# Mismatched sampling rates between predictors & response plus measurement errors on categories

Background

I’m unsure how to best model data from a widget manufacturing process with measurement “uncertainties” on categorical variables (relative to an ordered indexing variable) and an overall sparsity of measurements.

The widgets comprise several subcomponents that are put together on an assembly line. Subcomponents are produced elsewhere in batches, and the batches are fed into the assembly line more or less sequentially (i.e., as one batch of subcomponents is consumed, the next batch is added, but for some subcomponents there will be mixing of batches at this transition point).

The measurement “uncertainties” stem from the fact that we don’t know exactly which widgets contains which batch of each subcomponent - the best we can say is, e.g., that widgets 1 to ~100 contain subcomponent batch A, while ~101 to 200 contain batch B.

The sparse measurement aspect stems from the fact that dimensional measurements are made on all widgets by vision systems as they are assembled, but only every ~n^{th} widget is destructively tested for quality once the entire batch of widgets is completed.

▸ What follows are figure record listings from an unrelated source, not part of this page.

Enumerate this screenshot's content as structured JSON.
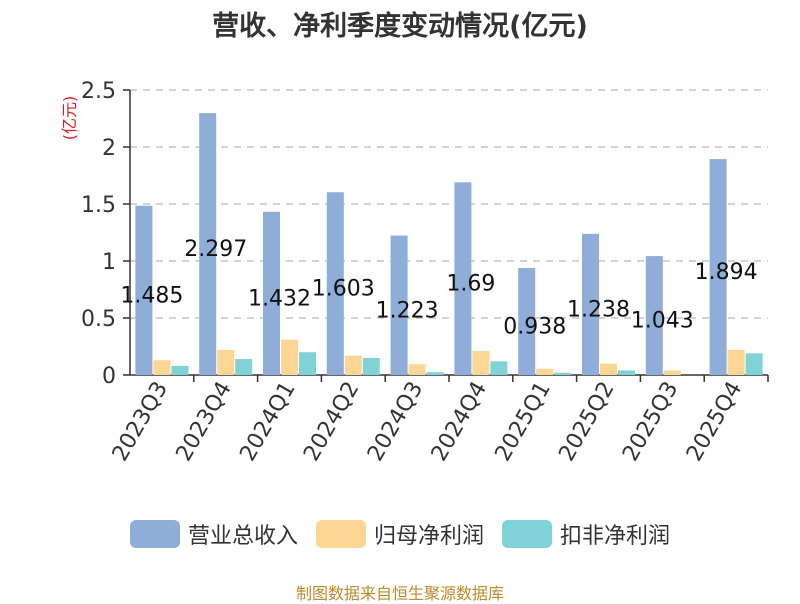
{
  "title": "营收、净利季度变动情况(亿元)",
  "source_note": "制图数据来自恒生聚源数据库",
  "colors": {
    "revenue": "#8eadd8",
    "net_profit": "#fdd694",
    "deducted_profit": "#7fd3d6",
    "unit_label": "#e01b1b",
    "grid": "#bbbbbb",
    "axis": "#333333"
  },
  "chart_data": {
    "type": "bar",
    "title": "营收、净利季度变动情况(亿元)",
    "ylabel": "(亿元)",
    "ylim": [
      0,
      2.5
    ],
    "yticks": [
      "0",
      "0.5",
      "1",
      "1.5",
      "2",
      "2.5"
    ],
    "grid": true,
    "legend_position": "bottom",
    "categories": [
      "2023Q3",
      "2023Q4",
      "2024Q1",
      "2024Q2",
      "2024Q3",
      "2024Q4",
      "2025Q1",
      "2025Q2",
      "2025Q3",
      "2025Q4"
    ],
    "series": [
      {
        "name": "营业总收入",
        "values": [
          1.485,
          2.297,
          1.432,
          1.603,
          1.223,
          1.69,
          0.938,
          1.238,
          1.043,
          1.894
        ],
        "labels": [
          "1.485",
          "2.297",
          "1.432",
          "1.603",
          "1.223",
          "1.69",
          "0.938",
          "1.238",
          "1.043",
          "1.894"
        ]
      },
      {
        "name": "归母净利润",
        "values": [
          0.13,
          0.22,
          0.31,
          0.17,
          0.095,
          0.21,
          0.055,
          0.1,
          0.04,
          0.22
        ]
      },
      {
        "name": "扣非净利润",
        "values": [
          0.08,
          0.14,
          0.2,
          0.15,
          0.025,
          0.12,
          0.02,
          0.04,
          0.0,
          0.19
        ]
      }
    ]
  }
}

The test is simply pass/fail. A problem here is that it’s currently impossible to know exactly what the dimensional measurements are for a given tested widget because there is no one-to-one alignment of data - we just know approximately where the tested widget falls in the assembly sequence (i.e., the approximate index).

We know that widget quality can vary due to differences between subcomponent batches as well as on build order due to process drift. The dimensional variables measured on each widget are also known to impact quality.

Objective

The objective is to predict widget failure probability as a function of build order, subcomponent batches, and measurement data across the entire widget lot. My approach so far has been to model this as a Bayesian logistic mixed effects model in R using brms:

failrate ~ s(BuildOrder) + s(DimensionA) + s(DimensionA) + (1|SubcomponentB) + (1|SubcomponentB)

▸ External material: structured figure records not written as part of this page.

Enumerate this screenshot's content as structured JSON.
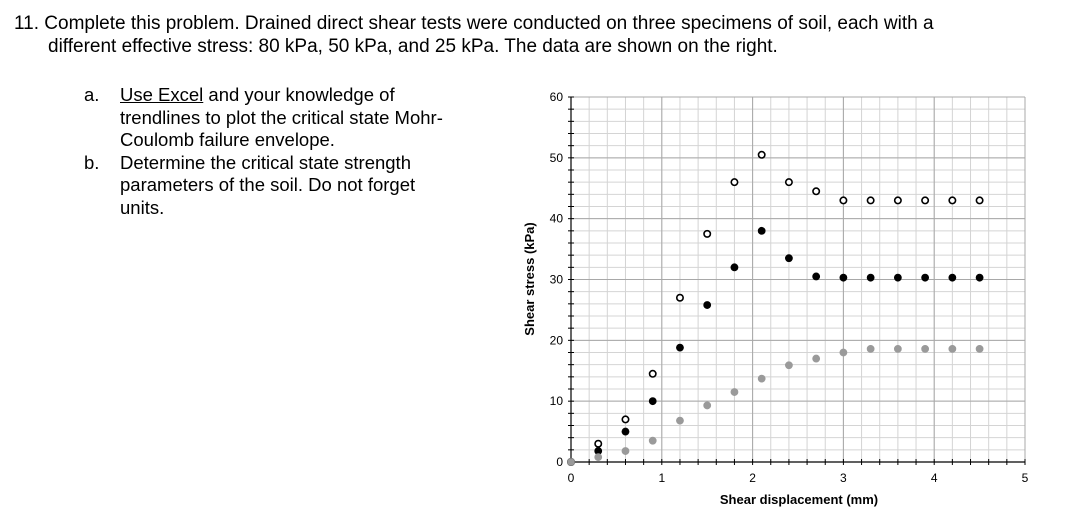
{
  "problem": {
    "line1": "11. Complete this problem. Drained direct shear tests were conducted on three specimens of soil, each with a",
    "line2": "different effective stress: 80 kPa, 50 kPa, and 25 kPa. The data are shown on the right."
  },
  "parts": [
    {
      "letter": "a.",
      "link": "Use Excel",
      "lines": [
        " and your knowledge of",
        "trendlines to plot the critical state Mohr-",
        "Coulomb failure envelope."
      ]
    },
    {
      "letter": "b.",
      "lines": [
        "Determine the critical state strength",
        "parameters of the soil. Do not forget",
        "units."
      ]
    }
  ],
  "chart_data": {
    "type": "scatter",
    "xlabel": "Shear displacement (mm)",
    "ylabel": "Shear stress (kPa)",
    "xlim": [
      0,
      5
    ],
    "ylim": [
      0,
      60
    ],
    "x_ticks": [
      0,
      1,
      2,
      3,
      4,
      5
    ],
    "y_ticks": [
      0,
      10,
      20,
      30,
      40,
      50,
      60
    ],
    "grid": true,
    "legend": "none",
    "series": [
      {
        "marker": "open-circle",
        "color": "#000000",
        "points": [
          [
            0,
            0
          ],
          [
            0.3,
            3
          ],
          [
            0.6,
            7
          ],
          [
            0.9,
            14.5
          ],
          [
            1.2,
            27
          ],
          [
            1.5,
            37.5
          ],
          [
            1.8,
            46
          ],
          [
            2.1,
            50.5
          ],
          [
            2.4,
            46
          ],
          [
            2.7,
            44.5
          ],
          [
            3.0,
            43
          ],
          [
            3.3,
            43
          ],
          [
            3.6,
            43
          ],
          [
            3.9,
            43
          ],
          [
            4.2,
            43
          ],
          [
            4.5,
            43
          ]
        ]
      },
      {
        "marker": "filled-circle",
        "color": "#000000",
        "points": [
          [
            0,
            0
          ],
          [
            0.3,
            1.8
          ],
          [
            0.6,
            5
          ],
          [
            0.9,
            10
          ],
          [
            1.2,
            18.8
          ],
          [
            1.5,
            25.8
          ],
          [
            1.8,
            32
          ],
          [
            2.1,
            38
          ],
          [
            2.4,
            33.5
          ],
          [
            2.7,
            30.5
          ],
          [
            3.0,
            30.3
          ],
          [
            3.3,
            30.3
          ],
          [
            3.6,
            30.3
          ],
          [
            3.9,
            30.3
          ],
          [
            4.2,
            30.3
          ],
          [
            4.5,
            30.3
          ]
        ]
      },
      {
        "marker": "filled-circle",
        "color": "#9a9a9a",
        "points": [
          [
            0,
            0
          ],
          [
            0.3,
            0.8
          ],
          [
            0.6,
            1.8
          ],
          [
            0.9,
            3.5
          ],
          [
            1.2,
            6.8
          ],
          [
            1.5,
            9.3
          ],
          [
            1.8,
            11.5
          ],
          [
            2.1,
            13.7
          ],
          [
            2.4,
            15.9
          ],
          [
            2.7,
            17
          ],
          [
            3.0,
            18
          ],
          [
            3.3,
            18.6
          ],
          [
            3.6,
            18.6
          ],
          [
            3.9,
            18.6
          ],
          [
            4.2,
            18.6
          ],
          [
            4.5,
            18.6
          ]
        ]
      }
    ]
  }
}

Here I’m using a dataset that is just the size of the destructively-tested sample and assumes complete knowledge of the properties of each tested widget. My question is how to best model the uncertainty around where the tested widgets fall in the build order, and by extension estimate whether a widget contains subcomponent lot A or B, what its dimensional measurements are. How would one define priors around these uncertainties?

This is, if you have 1000 widgets, built in order, you know that the failed widget is like the 175th?

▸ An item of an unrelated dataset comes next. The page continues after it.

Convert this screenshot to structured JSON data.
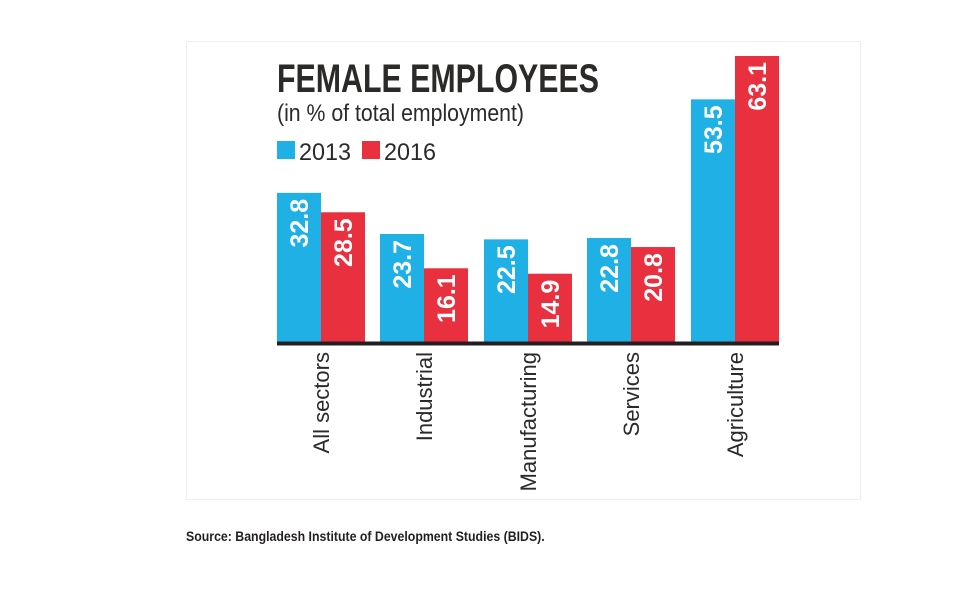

This is in comparison to, if you have widget and there are 10 build steps, you know the widget failed a test at the 2nd or 3rd step?

bbbales2:
This is, if you have 1000 widgets, built in order, you know that the failed widget is like the 175th?

Correct. The best we can say is that the widget is somewhere around the 175th with some probability.

Sorry for the delay getting back, this sounds like a measurement error model.

If you were dealing with the regression:

y \sim N(a x + b, \sigma)

Now we’re saying we didn’t measure x exactly but we have a vague idea what it would be, so now we can do something like:

x \sim N(\mu, \tau) \text{ // or some other sort of prior}\\ x_\text{measured} \sim N(x, \sigma_\text{measured})\\ y \sim N(a x + b, \sigma)

Where x is now a parameter that we’re gonna try to infer and \$x_\text{measured} is the value we actually measured.

There’s a section in the manual here on it: https://mc-stan.org/docs/2_21/stan-users-guide/bayesian-measurement-error-model.html

Now the question is how to do this in brms I guess.

There’s a mechanism for measurement errors (?brms::me), but it doesn’t look like you can feed those into splines (the term s(me(x)) doesn’t work).

I think the issue is that the knots or whatnot in the splines are dependent on the x values (similar with gps). I think you’d need to switch to a basis representation in either splines or gps to make this technically possible.

So doing this would probably be pretty difficult technically.

Maybe before you figure out how to do that, try to use simulated data to figure out if it’s really necessary to do this more complicated model.

Like, simulate data from the big complicated thing (where your measurement of where the devices are failing aren’t so precise) and then fit the simple model assuming that your measurements aren’t actually noisy and see how biased things are vs. the uncertainty in your model.

Maybe you can use a preliminary fit to real data to generate your fake data so you’re kinda operating in the parameter space you want to operate in.

The thing you don’t want to do is pretend that this is the case:

x \sim N(x_\text{measured}, \sigma_\text{measured})

And impute values of x from this and then fit your model:

y \sim N(a x + b, \sigma)

a bunch and try to mix together the posteriors or anything. That seems like the simple thing to try to see if the true measurement error model is worth pursuing, but it’s not clear what it gets you. The way to figure out if you need the measurement error models is the fake data thing. (I initially thought imputing here would be good but I asked Gelman and he said no, that’s wrong. Do the full model if necessary and use fake data to figure out if you need the full model).

If it turns out that you need the measurement error model, then maybe make a new question and ask specifically a way to do measurement error models with splines in brms. And if that’s not possible you’ll have to write your own Stan stuff.

I like the simulation idea - thanks!